La Chine n’a absolument aucun problème de financement. Sa politique, déloyale et agressive, consistant en achats quotidiens par sa banque centrale de dollars et d’euros contre yuans pour empêcher le yuan de s’apprécier et pour maintenir intacte la sur-compétitivité chinoise, a en réalité deux impacts. Elle permet à la Chine de faire progresser toujours plus sa part dans le marché mondial des produits manufacturiers mais aussi d’accumuler des avoirs de change considérables (plus de 5000 milliards de dollars pour l’ensemble République Populaire de Chine et Hong Kong ; réserves des banques centrales et fonds souverains).

Depuis quelques années, Pékin encourage donc les achats de terres agricoles à l’extérieur de ses frontières. On a vu des groupes chinois s’intéresser aux terres agricoles en Ukraine, à Madagascar, en Afrique subsaharienne, en Amérique du sud…
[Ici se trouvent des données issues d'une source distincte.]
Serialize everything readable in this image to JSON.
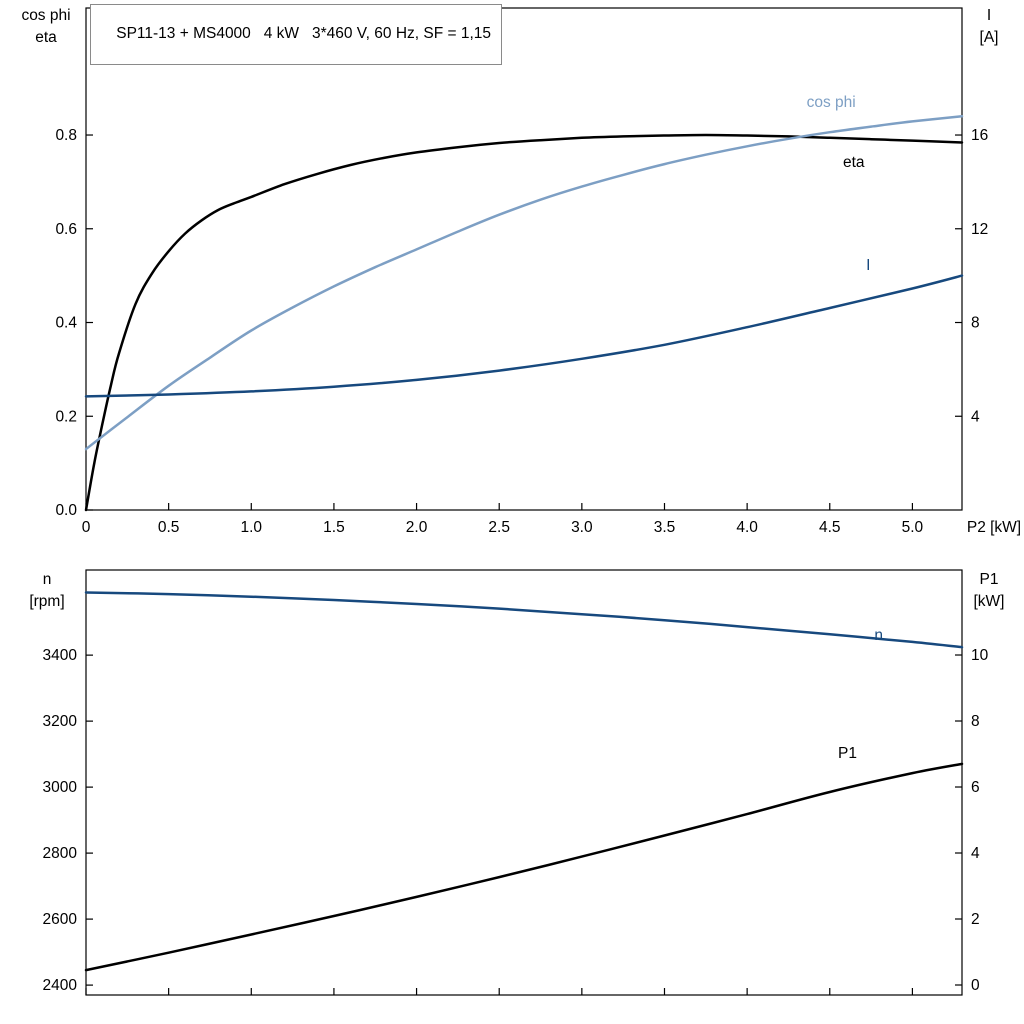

Les pays politiquement les plus faibles laissent les groupes chinois acquérir en pleine propriété leurs terres agricoles ; la Chine les tient financièrement, elle est en capacité de subordonner l’attribution de financements en devises dont ces pays ont chroniquement besoin, à la vente à la Chine de terres agricoles supplémentaires.
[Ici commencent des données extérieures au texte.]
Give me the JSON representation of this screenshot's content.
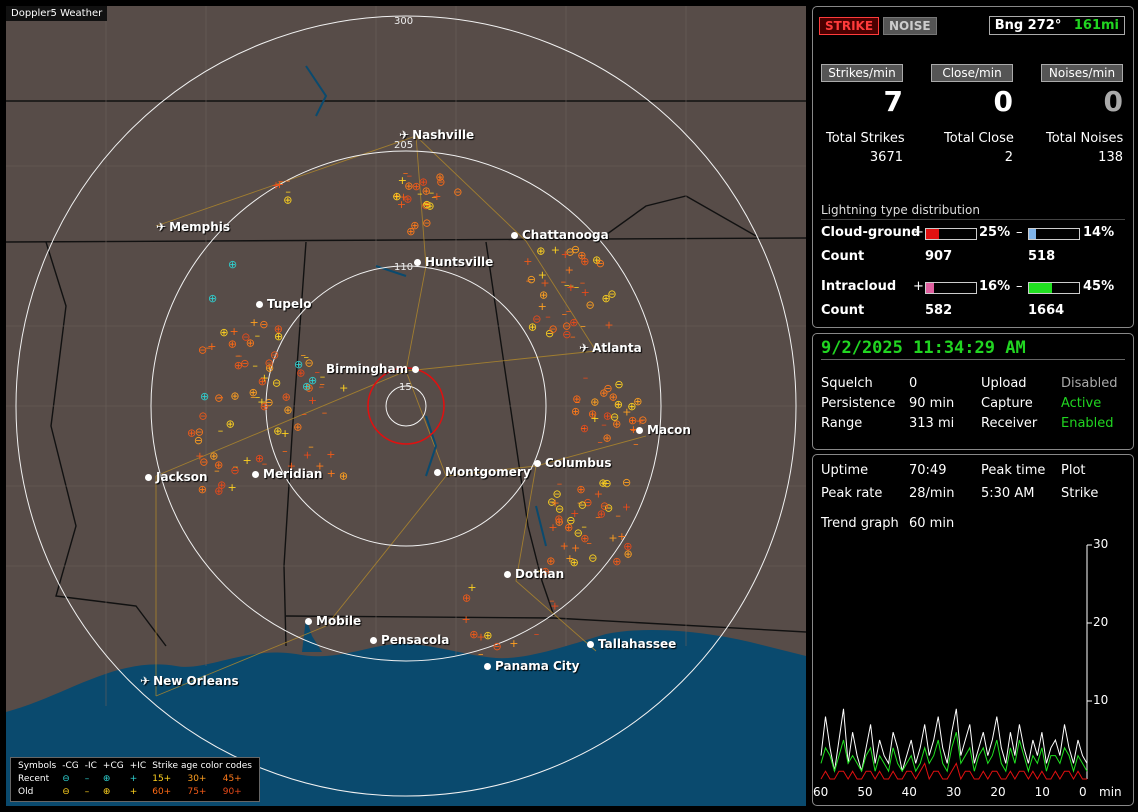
{
  "app": {
    "title": "Doppler5 Weather"
  },
  "map": {
    "ring_labels": [
      "300",
      "205",
      "110",
      "15"
    ],
    "cities": [
      {
        "name": "Nashville",
        "marker": "airport"
      },
      {
        "name": "Memphis",
        "marker": "airport"
      },
      {
        "name": "Chattanooga",
        "marker": "city"
      },
      {
        "name": "Huntsville",
        "marker": "city"
      },
      {
        "name": "Tupelo",
        "marker": "city"
      },
      {
        "name": "Atlanta",
        "marker": "airport"
      },
      {
        "name": "Birmingham",
        "marker": "city"
      },
      {
        "name": "Macon",
        "marker": "city"
      },
      {
        "name": "Jackson",
        "marker": "city"
      },
      {
        "name": "Meridian",
        "marker": "city"
      },
      {
        "name": "Montgomery",
        "marker": "city"
      },
      {
        "name": "Columbus",
        "marker": "city"
      },
      {
        "name": "Dothan",
        "marker": "city"
      },
      {
        "name": "Mobile",
        "marker": "city"
      },
      {
        "name": "Pensacola",
        "marker": "city"
      },
      {
        "name": "Tallahassee",
        "marker": "city"
      },
      {
        "name": "Panama City",
        "marker": "city"
      },
      {
        "name": "New Orleans",
        "marker": "airport"
      }
    ],
    "legend": {
      "symbols_label": "Symbols",
      "headers": [
        "-CG",
        "-IC",
        "+CG",
        "+IC"
      ],
      "age_title": "Strike age color codes",
      "rows": [
        {
          "label": "Recent",
          "ages": [
            "15+",
            "30+",
            "45+"
          ]
        },
        {
          "label": "Old",
          "ages": [
            "60+",
            "75+",
            "90+"
          ]
        }
      ],
      "age_colors": [
        "#ffd21f",
        "#ffa020",
        "#ff7a1a",
        "#ff6a14",
        "#f25a18",
        "#e84a1a"
      ]
    }
  },
  "counts": {
    "strike_button": "STRIKE",
    "noise_button": "NOISE",
    "bearing": "Bng 272°",
    "distance": "161mi",
    "strikes_min_label": "Strikes/min",
    "close_min_label": "Close/min",
    "noises_min_label": "Noises/min",
    "strikes_min": "7",
    "close_min": "0",
    "noises_min": "0",
    "total_strikes_label": "Total Strikes",
    "total_close_label": "Total Close",
    "total_noises_label": "Total Noises",
    "total_strikes": "3671",
    "total_close": "2",
    "total_noises": "138",
    "dist_title": "Lightning type distribution",
    "cloud_ground_label": "Cloud-ground",
    "intracloud_label": "Intracloud",
    "count_label": "Count",
    "plus": "+",
    "minus": "–",
    "cg_plus_pct": "25%",
    "cg_minus_pct": "14%",
    "cg_plus_count": "907",
    "cg_minus_count": "518",
    "ic_plus_pct": "16%",
    "ic_minus_pct": "45%",
    "ic_plus_count": "582",
    "ic_minus_count": "1664",
    "cg_plus_frac": 0.25,
    "cg_minus_frac": 0.14,
    "ic_plus_frac": 0.16,
    "ic_minus_frac": 0.45,
    "colors": {
      "cg_plus": "#e01010",
      "cg_minus": "#7fb4ea",
      "ic_plus": "#e060a0",
      "ic_minus": "#20e020"
    }
  },
  "status": {
    "datetime": "9/2/2025 11:34:29 AM",
    "squelch_label": "Squelch",
    "squelch": "0",
    "persistence_label": "Persistence",
    "persistence": "90 min",
    "range_label": "Range",
    "range": "313 mi",
    "upload_label": "Upload",
    "upload": "Disabled",
    "capture_label": "Capture",
    "capture": "Active",
    "receiver_label": "Receiver",
    "receiver": "Enabled"
  },
  "stats": {
    "uptime_label": "Uptime",
    "uptime": "70:49",
    "peak_time_label": "Peak time",
    "peak_time": "5:30 AM",
    "plot_label": "Plot",
    "plot": "Strike",
    "peak_rate_label": "Peak rate",
    "peak_rate": "28/min",
    "trend_label": "Trend graph",
    "trend": "60 min"
  },
  "chart_data": {
    "type": "line",
    "title": "",
    "xlabel": "min",
    "ylabel": "",
    "x_ticks": [
      "60",
      "50",
      "40",
      "30",
      "20",
      "10",
      "0"
    ],
    "y_ticks": [
      "30",
      "20",
      "10"
    ],
    "xlim": [
      60,
      0
    ],
    "ylim": [
      0,
      30
    ],
    "series": [
      {
        "color": "#ffffff",
        "values": [
          3,
          8,
          4,
          1,
          5,
          9,
          2,
          6,
          3,
          1,
          4,
          7,
          2,
          5,
          3,
          2,
          6,
          4,
          1,
          3,
          5,
          2,
          4,
          7,
          3,
          5,
          8,
          4,
          2,
          6,
          9,
          3,
          5,
          7,
          2,
          4,
          6,
          3,
          5,
          8,
          4,
          2,
          6,
          3,
          7,
          4,
          2,
          5,
          3,
          6,
          2,
          4,
          5,
          3,
          7,
          4,
          2,
          5,
          3,
          2
        ]
      },
      {
        "color": "#20e020",
        "values": [
          2,
          4,
          3,
          1,
          3,
          5,
          2,
          3,
          2,
          1,
          3,
          4,
          1,
          3,
          2,
          1,
          4,
          2,
          1,
          2,
          3,
          1,
          2,
          4,
          2,
          3,
          5,
          2,
          1,
          4,
          6,
          2,
          3,
          4,
          1,
          3,
          4,
          2,
          3,
          5,
          2,
          1,
          4,
          2,
          5,
          3,
          1,
          3,
          2,
          4,
          1,
          3,
          3,
          2,
          4,
          3,
          1,
          3,
          2,
          1
        ]
      },
      {
        "color": "#e01010",
        "values": [
          0,
          1,
          0,
          0,
          1,
          1,
          0,
          1,
          0,
          0,
          1,
          1,
          0,
          1,
          0,
          0,
          1,
          0,
          0,
          1,
          1,
          0,
          1,
          2,
          0,
          1,
          1,
          0,
          0,
          1,
          2,
          0,
          1,
          1,
          0,
          0,
          1,
          0,
          1,
          1,
          0,
          0,
          1,
          0,
          1,
          1,
          0,
          1,
          0,
          1,
          0,
          0,
          1,
          0,
          1,
          1,
          0,
          1,
          0,
          0
        ]
      }
    ]
  }
}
Les pays, politiquement plus conscients ou financièrement plus musclés, comme l’Argentine et le Brésil, manifestent au contraire une réticence marquée à se laisser déposséder par la Chine (et par d’autres pays) de leurs actifs agricoles. Ils savent trop bien que, dans une perspective de pénurie alimentaire mondiale, leurs actifs agricoles, s’ils les conservent, constitueront des atouts très précieux.

La France, parce qu’elle est un pays qui dispose de magnifiques ressources agricoles et qui dispose aussi de réserves en eau très enviées, ne pouvait manquer d’intéresser la Chine.Celle-ci a réalisé une première percée stratégique en réussissant ces dernières années à acheter, selon le journal le Parisien, plus de cinquante châteaux viticoles dans le Bordelais (ce qu’auparavant, ni les Britanniques ni les Américains ne s’étaient autorisés à cette échelle). On ne peut que déplorer une telle aliénation à la Chine d’actifs agricoles aussi performants, aliénation qu’apparemment, la France a laissé faire sans même que la Chine ne consente de contreparties particulières à la France…

En matière de terres d’élevage, la Chine s’est contentée pour l’instant de contracter deux énormes contrats d’approvisionnement à long terme en lait en poudre "made in France" (et de ce fait garanti sans mélanine), d’abord avec un contrat entre le groupe chinois Synutra et la coopérative bretonne Sodiaal et récemment avec un contrat entre le groupe chinois Biostime et la coopérative normande Isigny-Sainte-Mère. Mais il est quand même opportun de relever que, dans le deuxième cas, la Chine est entrée au capital (20%), ce qui confirme l’intention et la volonté de la Chine de ne pas se contenter de simples contrats d’approvisionnement à long terme mais d’obtenir  à terme l’aliénation en sa faveur des terres agricoles concernées elles-mêmes.

Il est grand temps que le gouvernement et le parlement français sortent du laisser-faire actuel en matière de ventes de terres agricoles à la Chine (et aux autres pays étrangers) et déterminent un cadre législatif beaucoup plus contraignant. Faute de quoi, la France ne pourra même plus tabler sur ses exportations agricoles pour compenser partiellement le déficit béant de ses échanges en produits manufacturiers qu’elle a tant de mal à résorber.